The huge tomes in the first room I investigate, are records from parishes all over the country. I spend some time looking for any of the (many) places with which I have any connection, but draw a blank and start to look for some science. What I find there, quite by chance, are some real eye-openers. J.S. Haldane pondering the social and ethical dilemmas that are (or at least, should be) still alive in science today. A fascinating account of the perils of how the then-new (late 30s) chemically-assisted agriculture renders soil weak and sterile, which wouldn't have looked out of place in this month's Permaculture Magazine. Who knows, if I'd been able to carry on looking, I might even have come across Farmers of Forty Centuries, (celebrating its centenary this year) in which the soil is named as the "staying power" behind China's achievement as the only ancient superpower still extant in modern times.

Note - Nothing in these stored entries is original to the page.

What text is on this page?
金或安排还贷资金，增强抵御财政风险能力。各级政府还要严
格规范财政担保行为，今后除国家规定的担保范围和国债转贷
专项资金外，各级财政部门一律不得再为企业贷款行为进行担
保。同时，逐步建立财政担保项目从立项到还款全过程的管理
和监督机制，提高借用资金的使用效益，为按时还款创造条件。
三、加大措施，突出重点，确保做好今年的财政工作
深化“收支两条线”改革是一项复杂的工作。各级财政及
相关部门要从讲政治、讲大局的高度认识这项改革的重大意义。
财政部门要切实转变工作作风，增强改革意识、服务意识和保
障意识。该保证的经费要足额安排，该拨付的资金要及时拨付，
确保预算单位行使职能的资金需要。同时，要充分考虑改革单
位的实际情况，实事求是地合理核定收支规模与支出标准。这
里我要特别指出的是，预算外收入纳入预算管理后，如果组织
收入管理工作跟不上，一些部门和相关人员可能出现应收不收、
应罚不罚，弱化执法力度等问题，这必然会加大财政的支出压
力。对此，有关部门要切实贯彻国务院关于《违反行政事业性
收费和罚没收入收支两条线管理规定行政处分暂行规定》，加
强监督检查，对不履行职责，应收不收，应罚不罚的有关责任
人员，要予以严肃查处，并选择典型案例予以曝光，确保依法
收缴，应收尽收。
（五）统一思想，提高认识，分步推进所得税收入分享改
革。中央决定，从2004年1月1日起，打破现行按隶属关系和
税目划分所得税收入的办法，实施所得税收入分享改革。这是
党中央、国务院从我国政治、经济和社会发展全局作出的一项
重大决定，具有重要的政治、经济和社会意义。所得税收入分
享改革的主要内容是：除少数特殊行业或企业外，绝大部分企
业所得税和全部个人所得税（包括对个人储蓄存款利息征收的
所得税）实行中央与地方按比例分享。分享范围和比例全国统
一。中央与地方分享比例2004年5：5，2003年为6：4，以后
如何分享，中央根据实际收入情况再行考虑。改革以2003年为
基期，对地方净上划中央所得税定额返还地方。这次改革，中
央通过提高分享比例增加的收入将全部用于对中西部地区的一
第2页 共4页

But it was throwing-out time at the Archives, and anyway I had a meeting to go to.

Friday 2 December 2011

Sacred space

For some reason, I only noticed the Facebook post the night before it was all due to start. I hadn't really been following any local news about the "biggest strike in a generation": how can you go on strike when you haven't got a job? But it was November, people would be standing outside from before dawn on the picket-lines, and the local wing of UK Uncut were organising a run of hot drinks and snacks. I signed up to help. What better way for someone unemployed to go "on strike" than by getting up at 6:15 and going to work?

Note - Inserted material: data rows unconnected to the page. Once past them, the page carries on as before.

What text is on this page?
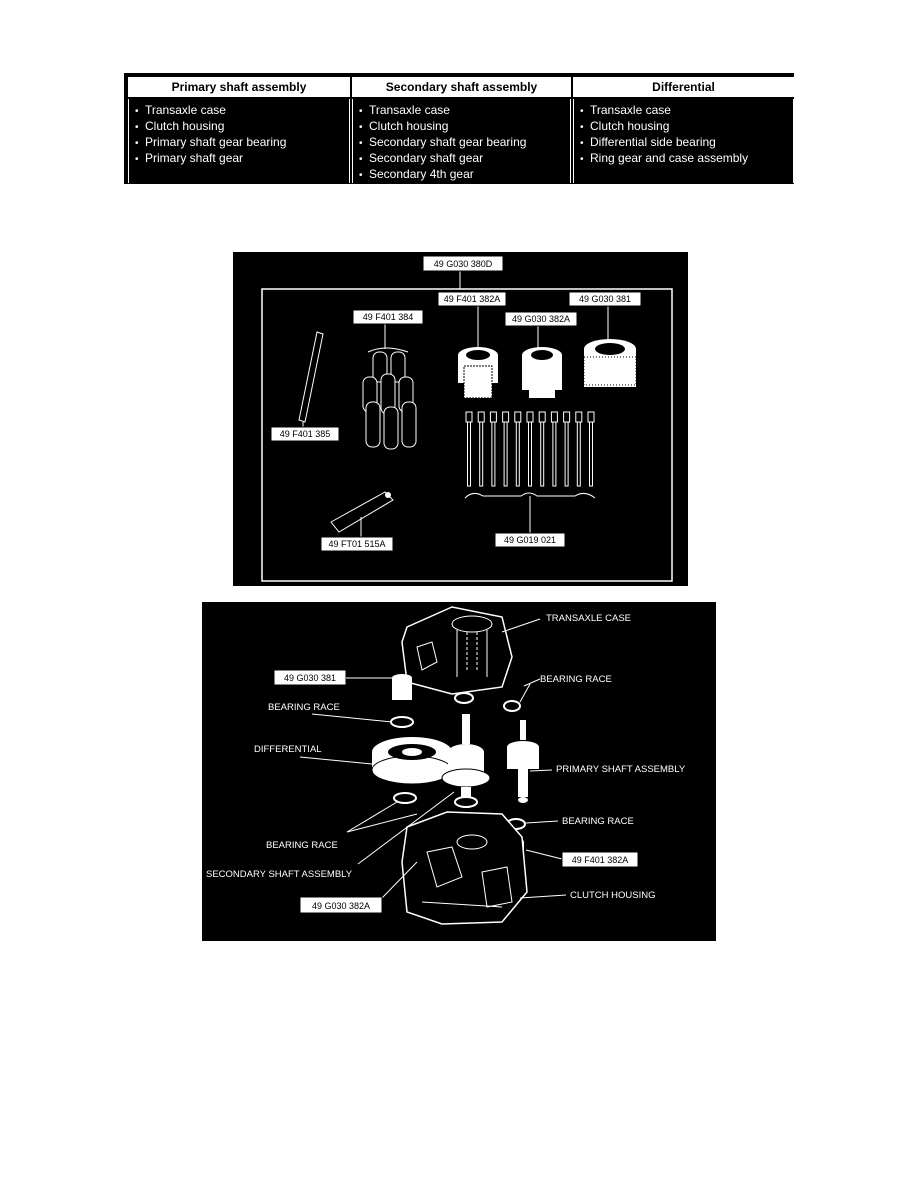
Primary shaft assembly
• Transaxle case
• Clutch housing
• Primary shaft gear bearing
• Primary shaft gear
Secondary shaft assembly
• Transaxle case
• Clutch housing
• Secondary shaft gear bearing
• Secondary shaft gear
• Secondary 4th gear
Differential
• Transaxle case
• Clutch housing
• Differential side bearing
• Ring gear and case assembly
49 G030 380D
49 F401 382A
49 G030 382A
49 G030 381
49 F401 384
49 F401 385
49 G019 021
49 FT01 515A
TRANSAXLE CASE
BEARING RACE
49 G030 381
BEARING RACE
DIFFERENTIAL
PRIMARY SHAFT ASSEMBLY
BEARING RACE
49 F401 382A
BEARING RACE
SECONDARY SHAFT ASSEMBLY
CLUTCH HOUSING
49 G030 382A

The morning was still, dark and quiet. I passed two sets of pickets on the way into town: one at the Police station and one, of all places, at the Barracks. Who would police the day's march and rally? And what would the local regiment of Ghurkhas look like out on strike?

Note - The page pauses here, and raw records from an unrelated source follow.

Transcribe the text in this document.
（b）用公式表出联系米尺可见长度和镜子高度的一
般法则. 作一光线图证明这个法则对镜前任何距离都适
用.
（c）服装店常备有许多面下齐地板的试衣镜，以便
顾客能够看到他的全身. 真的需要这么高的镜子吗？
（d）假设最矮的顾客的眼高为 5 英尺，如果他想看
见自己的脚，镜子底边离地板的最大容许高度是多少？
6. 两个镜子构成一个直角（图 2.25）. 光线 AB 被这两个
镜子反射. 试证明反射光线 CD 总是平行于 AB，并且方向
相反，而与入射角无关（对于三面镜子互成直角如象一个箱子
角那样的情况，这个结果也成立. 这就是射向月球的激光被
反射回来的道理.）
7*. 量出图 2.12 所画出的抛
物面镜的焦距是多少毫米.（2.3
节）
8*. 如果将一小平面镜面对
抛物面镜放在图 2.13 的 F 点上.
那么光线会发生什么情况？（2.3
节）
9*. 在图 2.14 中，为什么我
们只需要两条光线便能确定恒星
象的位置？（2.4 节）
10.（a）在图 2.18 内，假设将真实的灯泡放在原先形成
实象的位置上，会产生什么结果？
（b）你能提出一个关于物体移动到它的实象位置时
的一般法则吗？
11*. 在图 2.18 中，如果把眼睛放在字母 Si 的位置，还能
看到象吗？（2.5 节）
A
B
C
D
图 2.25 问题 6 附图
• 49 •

The venue for the tea-making had been described as a "Church Hall" but I pushed open a large arched door to find myself in the nave of what appeared to be a fully functioning church, complete with altar, crucifixes and the beginnings of a congregation. There were even hymn numbers on a board on the wall. But there was a bike-trailer parked in the middle of the room: this must be the right place. I recognised the Pastor: he had made a brilliant speech at a rally in the summer comparing wealth inequality to the suffering in a flood. It had moved me to tears. Now he is letting us use his church as HQ. There's a map spread out on the altar with all the locations of the pickets. They hadn't known about the barracks.

The kitchen was up some steps beyond the altar: thus, all the worshippers would have unwittingly been addressing their devotions to the Place of Food. And we're not talking just tea and biscuits here: we're making bacon butties, veggie sausages, and I got the plate-warmer up and running so that they could go out hot to the front lines. Someone had even brought a thermal picnic bag. Pickets had been briefed: they could phone and ask for food any time between 8:00 and 10:00 am. I stuffed bacon and sausages that someone else had fried, into buns which I then wrapped and counted into bags. Bikes and cars took them all over the city in the early morning sunshine: I hadn't realised how many government outposts there were here.

"Six bacon butties and two veggie sausages!!" A journalist from London came to the door and asked if our effort was being appreciated on the picket-lines but nobody had heard him and that was the first answer he got. We gave our stories. The strike, the backup and the public support were covered as a New Social Phenomenon the following day.

And no wonder: the breathing-space at the end of a working life, just like the one at the end of the working week, is part of life's pattern. You might try and remove it temporarily in times of war, but expecting 68-year-old dusties to lift our heavy boxes of bottles, or 68-year-old police to chase burglars, just because somebody in a bank isn't very good at risk assessment, is a poor show. Especially when, as in the Pastor's metaphorical flood, the people at the bottom go under, while those at the top lose nothing at all.